Package 'immuneSIM' reference manual

Title:	Tunable Simulation of B- And T-Cell Receptor Repertoires
Description:	Simulate full B-cell and T-cell receptor repertoires using an in silico recombination process that includes a wide variety of tunable parameters to introduce noise and biases. Additional post-simulation modification functions allow the user to implant motifs or codon biases as well as remodeling sequence similarity architecture. The output repertoires contain records of all relevant repertoire dimensions and can be analyzed using provided repertoire analysis functions. Preprint is available at bioRxiv (Weber et al., 2019 <doi:10.1101/759795>).
Authors:	Cédric R. Weber [aut, cre], Victor Greiff [aut]
Maintainer:	Cédric R. Weber <[email protected]>
License:	GPL-3
Version:	0.8.7
Built:	2025-02-19 06:30:52 UTC
Source:	https://github.com/greifflab/immunesim

Replaces codons with synonymous codons

Description

Replaces codons with synonymous codons

Usage

codon_replacement(repertoire, mode = "both", codon_replacement_list,
  skip_probability = 0)
codon_replacement(repertoire, mode = "both", codon_replacement_list,
  skip_probability = 0)

Arguments

`repertoire`	An annotated AIRR compliant immuneSIM repertoire. (http://docs.airr-community.org/en/latest/)
`mode`	Defines whether codons should be replaced in the nt or AA sequence or in both ("nt","AA","both")
`codon_replacement_list`	List containing instructions for which codons should be replaced and how
`skip_probability`	Probability with which a sequence gets skipped in the codon replacement process between 0,1

Value

immuneSIM repertoire with replaced codons

Examples

repertoire <- list_example_repertoires[["example_repertoire_A"]]
rep_codon_repl <- codon_replacement(repertoire, "both",
list(tat = "tac", agt = "agc", gtt = "gtg"), 0)
repertoire <- list_example_repertoires[["example_repertoire_A"]]
rep_codon_repl <- codon_replacement(repertoire, "both",
list(tat = "tac", agt = "agc", gtt = "gtg"), 0)

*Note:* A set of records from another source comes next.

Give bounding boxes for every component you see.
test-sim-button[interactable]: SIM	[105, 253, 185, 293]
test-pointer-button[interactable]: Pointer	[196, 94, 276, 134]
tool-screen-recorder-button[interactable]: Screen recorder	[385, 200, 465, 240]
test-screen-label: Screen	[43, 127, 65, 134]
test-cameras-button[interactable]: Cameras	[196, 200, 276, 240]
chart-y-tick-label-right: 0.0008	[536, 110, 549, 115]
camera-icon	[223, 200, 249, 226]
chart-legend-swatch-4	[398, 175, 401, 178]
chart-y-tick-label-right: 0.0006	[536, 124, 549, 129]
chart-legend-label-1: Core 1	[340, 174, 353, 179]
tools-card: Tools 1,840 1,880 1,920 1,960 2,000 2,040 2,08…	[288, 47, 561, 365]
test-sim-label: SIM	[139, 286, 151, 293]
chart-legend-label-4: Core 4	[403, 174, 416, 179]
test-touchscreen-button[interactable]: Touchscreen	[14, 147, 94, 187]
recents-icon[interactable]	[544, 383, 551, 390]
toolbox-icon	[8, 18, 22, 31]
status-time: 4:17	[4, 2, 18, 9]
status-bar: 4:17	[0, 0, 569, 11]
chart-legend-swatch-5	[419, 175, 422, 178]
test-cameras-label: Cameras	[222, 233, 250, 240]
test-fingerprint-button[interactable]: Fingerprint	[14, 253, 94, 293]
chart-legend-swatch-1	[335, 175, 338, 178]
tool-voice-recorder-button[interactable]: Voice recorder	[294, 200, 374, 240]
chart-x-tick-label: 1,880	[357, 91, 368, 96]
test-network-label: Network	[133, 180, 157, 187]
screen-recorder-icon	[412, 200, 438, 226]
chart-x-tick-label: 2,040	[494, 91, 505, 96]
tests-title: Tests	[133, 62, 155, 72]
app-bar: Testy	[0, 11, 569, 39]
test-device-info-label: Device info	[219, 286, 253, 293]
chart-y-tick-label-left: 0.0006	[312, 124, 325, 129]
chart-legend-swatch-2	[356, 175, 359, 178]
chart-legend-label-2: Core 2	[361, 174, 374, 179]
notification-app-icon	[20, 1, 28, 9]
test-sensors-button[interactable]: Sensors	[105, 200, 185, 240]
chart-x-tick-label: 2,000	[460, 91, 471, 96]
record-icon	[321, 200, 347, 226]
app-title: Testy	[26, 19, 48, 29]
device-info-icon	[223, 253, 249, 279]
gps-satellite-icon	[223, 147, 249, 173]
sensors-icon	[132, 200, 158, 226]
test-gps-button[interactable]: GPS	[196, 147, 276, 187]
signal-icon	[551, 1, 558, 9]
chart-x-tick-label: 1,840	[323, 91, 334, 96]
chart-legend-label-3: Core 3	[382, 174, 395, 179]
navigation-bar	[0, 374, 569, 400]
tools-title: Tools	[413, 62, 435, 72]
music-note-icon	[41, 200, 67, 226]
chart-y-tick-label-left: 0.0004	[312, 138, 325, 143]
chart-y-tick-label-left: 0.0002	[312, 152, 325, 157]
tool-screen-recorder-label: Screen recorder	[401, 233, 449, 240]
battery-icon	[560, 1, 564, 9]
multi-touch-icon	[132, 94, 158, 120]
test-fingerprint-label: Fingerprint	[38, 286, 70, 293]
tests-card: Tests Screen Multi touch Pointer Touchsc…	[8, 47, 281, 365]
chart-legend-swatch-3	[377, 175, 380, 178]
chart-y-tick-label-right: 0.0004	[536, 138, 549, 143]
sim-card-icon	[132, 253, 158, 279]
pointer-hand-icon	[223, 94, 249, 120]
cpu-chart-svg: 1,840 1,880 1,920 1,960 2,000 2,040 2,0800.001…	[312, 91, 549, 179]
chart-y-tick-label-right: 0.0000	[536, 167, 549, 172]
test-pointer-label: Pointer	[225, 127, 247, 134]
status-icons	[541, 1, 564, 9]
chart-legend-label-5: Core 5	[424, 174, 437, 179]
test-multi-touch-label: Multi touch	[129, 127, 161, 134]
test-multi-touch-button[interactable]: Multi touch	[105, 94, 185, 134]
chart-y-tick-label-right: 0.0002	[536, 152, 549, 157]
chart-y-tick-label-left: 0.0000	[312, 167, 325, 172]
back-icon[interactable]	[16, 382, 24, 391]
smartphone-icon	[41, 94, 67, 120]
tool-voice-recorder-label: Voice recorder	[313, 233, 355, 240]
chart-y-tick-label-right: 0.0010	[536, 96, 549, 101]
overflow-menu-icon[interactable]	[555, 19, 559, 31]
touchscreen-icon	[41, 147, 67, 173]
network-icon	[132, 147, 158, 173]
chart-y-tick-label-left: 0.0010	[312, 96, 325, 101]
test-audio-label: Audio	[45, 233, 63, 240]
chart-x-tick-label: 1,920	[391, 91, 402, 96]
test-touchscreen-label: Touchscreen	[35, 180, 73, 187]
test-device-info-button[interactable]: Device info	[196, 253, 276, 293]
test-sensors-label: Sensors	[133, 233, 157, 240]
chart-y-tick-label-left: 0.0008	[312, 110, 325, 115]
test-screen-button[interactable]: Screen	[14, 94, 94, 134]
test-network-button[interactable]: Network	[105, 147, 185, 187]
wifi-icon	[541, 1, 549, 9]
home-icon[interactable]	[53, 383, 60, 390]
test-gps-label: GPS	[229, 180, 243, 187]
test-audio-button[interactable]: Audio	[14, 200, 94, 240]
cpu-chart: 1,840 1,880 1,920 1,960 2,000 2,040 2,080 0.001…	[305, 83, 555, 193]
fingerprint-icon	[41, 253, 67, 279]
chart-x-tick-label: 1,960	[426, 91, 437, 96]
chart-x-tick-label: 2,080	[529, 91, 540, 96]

Decodes immuneSIM repertoire codon replacements events.

Description

Decodes immuneSIM repertoire codon replacements events.

Usage

codon_replacement_reconstruction(codon_replacement_vec)
codon_replacement_reconstruction(codon_replacement_vec)

Arguments

codon_replacement_vec

An vector containing strings describing codon replacement events as generated by codon_replacement() function. The string contains information on every replacement event in the form:

"initial_codon:replacement_codon:number_of_occurrences"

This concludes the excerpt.